Currently, in most L2s, if an attacker manages to gain control of the multisig that controls the L2 smart contract on L1, they can potentially “rug” the L2 and seize all user funds by applying a malicious upgrade. For example, in a ZK-Rollup, they could update the verifier to accept any proof. As some L2s might also want a “benign” blacklisting mechanism (e.g., for regulatory reasons), they may need complex additional features to meet all these requirements.

A Formal Foundation for Rollup Security

While maturity frameworks (like L2BEAT’s stages) give a high-level overview of how decentralized and user-friendly a rollup is, they don’t always dig into precise, formal guarantees. Our paper, “Towards a Formal Foundation for Blockchain Rollups,” aims to do exactly that:

  1. Propose a rigorous specification of the key security properties a rollup protocol must fulfill.
  2. Use formal methods (specifically model checking through Alloy) to verify whether a rollup’s design upholds these properties.

In particular, our work drills down into three crucial mechanisms that define a truly trust-minimized rollup:

  1. Forced Transactions (Forced Queue)

    • What It Is: A way for users to bypass sequencer censorship by pushing a transaction straight to Ethereum’s L1 contracts.
    • Why It Matters: Even if the rollup sequencer is down or malicious, user transactions cannot be blocked.
  2. Safe Blacklisting

    • What It Is: If a rollup chooses to incorporate blacklisting (e.g., for regulatory reasons), it must be done in a way that does not trap legitimate user transactions or break the forced queue.
    • Why It Matters: Balances the real-world need for blacklisting certain addresses with the fundamental principle of user control over their funds.
  3. Upgradeability

    • What It Is: Rollup contracts often need to evolve, whether to add features or fix bugs, but a naive upgrade can be exploited or used to “rug pull” user funds.
    • Why It Matters: By imposing an on-chain enforced waiting period and guaranteeing that all forced transactions are processed before an upgrade, users have enough time to exit if they disagree with the changes.

How Formal Analysis Helps

Using Alloy – one of the best-known high-level modeling tools – we can systematically explore every possible combination of rollup-state transitions up to a certain scope. This approach spotlights corner cases in the design phase, effectively letting us say: “If there’s a situation where a forced transaction is censored anyway, Alloy will find it.”

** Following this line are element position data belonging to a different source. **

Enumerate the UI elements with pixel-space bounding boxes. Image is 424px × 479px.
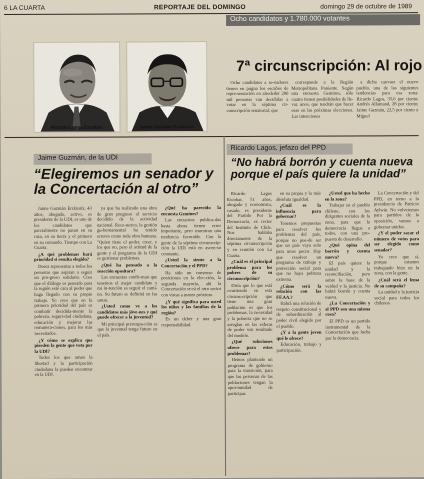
lagos-col-2 xyxy=(276,191,322,476)
photo-guzman xyxy=(126,41,207,132)
circunscripcion-headline: 7ª circunscripción: Al rojo xyxy=(236,57,423,75)
lagos-paragraph: Educación, trabajo y participación. xyxy=(276,342,322,353)
circ-text-col-3 xyxy=(356,79,418,133)
guzman-question: ¿Y cómo se explica que pierden la gente que vota por la UDI? xyxy=(34,337,93,354)
lagos-paragraph: Trabajar en el pueblo chileno, con los dirigentes sociales de la zona, para que la democracia llegue a todos, con una pro-puesta de desarrollo. xyxy=(324,202,371,242)
lagos-question: ¿Cómo será la relación con las FF.AA.? xyxy=(276,283,322,300)
lagos-question: ¿Qué soluciones ofrece para estos problemas? xyxy=(227,339,273,356)
candidates-banner: Ocho candidatos y 1.780.000 votantes xyxy=(226,14,420,26)
lagos-banner: Ricardo Lagos, jefazo del PPD xyxy=(227,143,353,155)
photo-caption-lagos: Ricardo Lagos Escobar. xyxy=(50,124,104,130)
guzman-col-1 xyxy=(34,206,93,476)
circ-paragraph: a dicha canvasr el nuevo pueblo, una de las siguientes tendencias para esa zona: Ricardo Lagos, 35,6 por ciento; Andrés Allamand, 28 por ciento; Jaime Guzmán, 22,5 por ciento y Miguel xyxy=(356,79,419,119)
lagos-question: ¿La Concertación y el PPD son una misma cosa? xyxy=(325,300,371,318)
circ-text-col-1 xyxy=(226,80,288,134)
section-title: REPORTAJE DEL DOMINGO xyxy=(154,3,246,12)
guzman-col-2 xyxy=(97,205,158,475)
lagos-question: ¿Y el poder sacar el número de votos para ser elegido como senador? xyxy=(374,230,420,253)
circ-paragraph: corresponde a la Región Metropolitana Poniente. Según una encuesta Gemines, sólo cuatro tienen posibilidades de lle-var, unos, que tendrán que hacer esas en las próximas elecciones. Las intenciones xyxy=(291,79,354,119)
guzman-col-3 xyxy=(161,205,222,475)
guzman-question: ¿Qué ha pensado a la reacción opositora? xyxy=(97,262,158,274)
lagos-paragraph: La unidad y la justicia social para todos los chilenos. xyxy=(374,289,420,306)
guzman-question: ¿Qué ha parecido la encuesta Gemines? xyxy=(160,205,221,216)
guzman-portrait-icon xyxy=(127,42,206,131)
lagos-paragraph: Ricardo Lagos Escobar, 51 años, abogado y economista, casado, es presidente del Partido Por la Democracia, ex rector del Instituto de Chile. Nos hablaba directamente de la séptima circunscripción y en reunión con La Cuarta. xyxy=(226,190,273,258)
lagos-question: ¿Usted que ha hecho en la zona? xyxy=(324,190,370,202)
photo-lagos xyxy=(33,41,120,132)
section-divider xyxy=(224,136,226,476)
guzman-paragraph: ya que ha realizado una obra de gran progreso al servicio decidido de la actividad nacional. Reco-nozco, la gestión gu-bernamental ha tenido errores como toda obra humana. "Quien tiene el poder, creer, y los que no, pero el actitud de la gente y el programa de la UDI es gestionar problemas. xyxy=(96,205,158,261)
mid-rule xyxy=(5,135,419,138)
guzman-question: ¿Usted la siente a la Concertación y el PPD? xyxy=(161,257,222,269)
guzman-paragraph: Mi principal preocupa-ción es que la juventud tenga futuro en el país. xyxy=(97,321,158,338)
lagos-paragraph: Habrá una relación de respeto constitucional y de subordinación al poder civil elegido por el pueblo. xyxy=(276,300,322,329)
lagos-paragraph: Yo creo que sí, porque estamos trabajando bien en la zona, con la gente. xyxy=(374,253,420,276)
guzman-paragraph: Es un deber y una gran responsabilidad. xyxy=(161,316,222,328)
guzman-paragraph: Desea representar a todos los personas que aspiran a seguir un pro-greso solidario. Creo que el diálogo es pensado para la región esté cara al poder que haga llegado con su propio trabajo. Yo creo que en la primera prioridad del país es combatir decidida-mente la pobreza, seguri-dad ciudadana, educación y mejorar las remunera-ciones, para los más necesitados. xyxy=(34,263,93,336)
guzman-paragraph: Jaime Guzmán Errázuriz, 43 años, abogado, activo, es presidente de la UDI, es uno de los candidatos que parcialmente no pasan en su raza, en su tierra y el primero en su comando. Tiempo con La Cuarta. xyxy=(33,205,93,251)
lagos-col-3 xyxy=(325,190,371,475)
guzman-question: ¿A qué problemas hará prioridad si resulta elegido? xyxy=(34,251,93,263)
circ-text-col-2 xyxy=(291,79,353,133)
lagos-question: ¿Cuál será el lema de su campaña? xyxy=(374,277,420,288)
guzman-question: ¿Usted como ve a los candidatos más jóve-nes y qué puede ofrecer a la juventud? xyxy=(97,303,158,320)
page-number-section: 6 LA CUARTA xyxy=(4,4,46,12)
lagos-col-1 xyxy=(227,191,273,476)
guzman-paragraph: Todos los que aman la libertad y la participación ciudadana la pueden encontrar en la UDI. xyxy=(34,355,93,378)
lagos-question: ¿Y a la gente joven qué le ofrece? xyxy=(276,329,322,341)
lagos-question: ¿Cuál es la influencia para gobernar? xyxy=(275,202,321,220)
lagos-paragraph: La Concertación y del PPD, en torno a la presidencia de Patricio Aylwin. No volveremos para partidos de la oposición, vamos a gobernar unidos. xyxy=(373,190,419,229)
lagos-headline: “No habrá borrón y cuenta nueva porque el país quiere la unidad” xyxy=(230,156,413,181)
lagos-col-4 xyxy=(374,190,420,475)
lagos-paragraph: Diría que lo que está ocurriendo en esta circuns-cripción que tiene una gran población es que los problemas, la necesidad y la pobreza que no se arreglan en las esferas de poder son resultado del modelo. xyxy=(227,282,273,338)
lagos-paragraph: en su propia y la más absoluta igualdad. xyxy=(275,190,321,202)
photo-caption-guzman: Jaime Guzmán Errázuriz. xyxy=(139,124,195,130)
guzman-headline: “Elegiremos un senador y la Concertación al otro” xyxy=(33,166,214,198)
circ-paragraph: Ocho candidatos a se-nadores tienen en pugna los escaños de repre-sentación en alrededor 200 mil personas van decididas a votar en la séptima cir-cunscripción senatorial, que xyxy=(226,79,289,113)
lagos-paragraph: El PPD es un partido instrumental de la Concertación que lucha por la democracia. xyxy=(325,318,371,341)
guzman-paragraph: Las encuestas confir-man que tenemos el mejor candidato y mi in-tención es seguir el cami-no. Su futuro se definirá en las urnas. xyxy=(97,274,158,303)
lagos-portrait-icon xyxy=(34,42,119,131)
lagos-paragraph: Hemos planteado un programa de gobierno para la transición, para que las personas de las poblaciones tengan la opor-tunidad de participar. xyxy=(227,357,273,396)
lagos-paragraph: Tenemos propuestas para resolver los problemas del país, porque no pue-de ser que un país vaya solo para unos pocos. Hay que resolver un programa de trabajo y protección social para que no haya pobreza extrema. xyxy=(275,220,322,282)
lagos-paragraph: El país quiere la unidad y la reconciliación, pero sobre la base de la verdad y la justicia. No habrá borrón y cuenta nueva. xyxy=(325,260,371,300)
guzman-question: ¿Y qué significa para usted los niños y las familias de la región? xyxy=(161,298,222,315)
guzman-paragraph: Ha sido un consenso de posiciones en la elec-ción, la segunda mayoría, ahí la Concertación se-rá el otro sector con vistas a marzo próximo. xyxy=(161,269,222,298)
issue-date: domingo 29 de octubre de 1989 xyxy=(320,3,413,11)
guzman-banner: Jaime Guzmán, de la UDI xyxy=(34,153,152,165)
guzman-paragraph: Las encuestas publica-das hasta ahora tienen error importante, pero muestran una tendencia favorable. Con la gente de la séptima circunscrip-ción la UDI está en ascen-so constante. xyxy=(160,217,222,257)
lagos-question: ¿Cuál es el principal problema para los pobres de su circunscripción? xyxy=(227,258,273,281)
lagos-question: ¿Qué opina del borrón y cuenta nueva? xyxy=(325,242,371,260)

This is complementary to L2BEAT’s stages, which define a progressive path to reduce trust. In other words, while L2BEAT tells you where a rollup sits on the decentralization journey, formal analysis helps ensure a rollup’s core contract logic is watertight – and that it truly enforces the minimal trust assumptions it claims to provide.

Why This Matters for Ethereum’s Future

  • Protecting Billions in Assets: Rollups increasingly secure significant funds. Formal methods can help guarantee that no corner-case “rug pull” or permanent transaction censorship is possible.
  • Building Ecosystem Credibility: As Vitalik’s blog post underscores, rollups are a core part of Ethereum’s roadmap. Rigorously specifying and verifying them fosters trust among users and ecosystem developers.
  • Aligning with Maturity Models: Our formal approach can refine the L2BEAT stages, making them even more informative. If a rollup claims to be Stage 3, formal verification can demonstrate whether its forced transaction queue or upgrade path truly meets that standard.

Conclusion

Ethereum is moving deeper into a rollup-centric future, as highlighted in Vitalik’s blog post. L2BEAT’s maturity stages help us appreciate how different L2s are progressing on the decentralization journey. But to make sure these rollups really do what they claim – especially under worst-case scenarios – we need formal, mathematical verification of their key mechanisms. That’s exactly what our paper sets out to do.